Part II: Why Bowie was singularly suited to be our muse…plus Friday Five

I dont know what it was anout Bowie that really spoke to the core of me, even more so than previous obsessions such as Pink Floyd or John Lennon or the vast array of punkdom. Maybe because it was more than music. Bowie wrote philosophical science fiction epics and passed them off as rock albums. He was odd and brilliant and full of strange light. His genre was a sort of postmodern vaudville, theatre and sound and sexual energy combined with tremendous energy and wit. And even though he was an elder statesman of sorts even then, to us in the Reaganoid wasteland that was 1988, he was an undiscovered country. Little rebellious, oddball teenage girls with literary pretentions and dragon rings, reading Dylan Thomas and watching Dr Who over the phone on Saturday nights. No hero more fit for us than this exotic creature with two toned eyes and engulfing aura, who was both outcast and idol, icon and iconoclast. Or, in his own words, “comedian, chameleon, Corinthian, and caricature.”

Random Bowie moments:

1991 – Senior year, we are assigned to audition freeform solo projects in Choir. Lizzie and decide to collaborate on a relatively odd and unknown Bowie song “The Man Who Sold The World,” with me taking the lead vocal and Lizzie on piano and harmony.

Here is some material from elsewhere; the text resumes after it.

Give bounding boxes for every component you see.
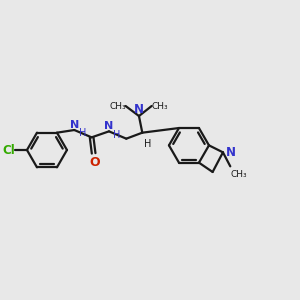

1994 – Kurt Cobain less than a week dead, I flip on the radio to hear Nirvana singing “my” Bowie song. Chills run down my spine.

1995 – At last we have a chance to see the Man live, in Phoenix, on tour with Nine Inch Nails, on the “Outside” tour. That story I shall relate in the next installment…

For now, Friday Five:

1. Are you superstitious?

Superstitious, Obsessive Compulsive, tomato,tomahto…

2. What extremes have you heard of someone going to in the name of superstition?

My parents gave up an oppurtunity to see a solar eclipse in Mexico because they thought the Rapture was coming, I swear to god.

3. Believer or not, what’s your favorite superstition?

A superstition prevalent in my own family’s tradition is that one must include money in any gift of a purse or wallet. Every year for Christmas, my sister and I would claim we needed a new wallet 🙂

4. Do you believe in luck? If yes, do you have a lucky number/article of clothing/ritual?

Number of icons, necklaces and soforth that give me a sense of personal comfort.

5. Do you believe in astrology? Why or why not?

I believe all forms of divination are akin to inkblots. Useful as a means of perspective rather than actual fortunetelling.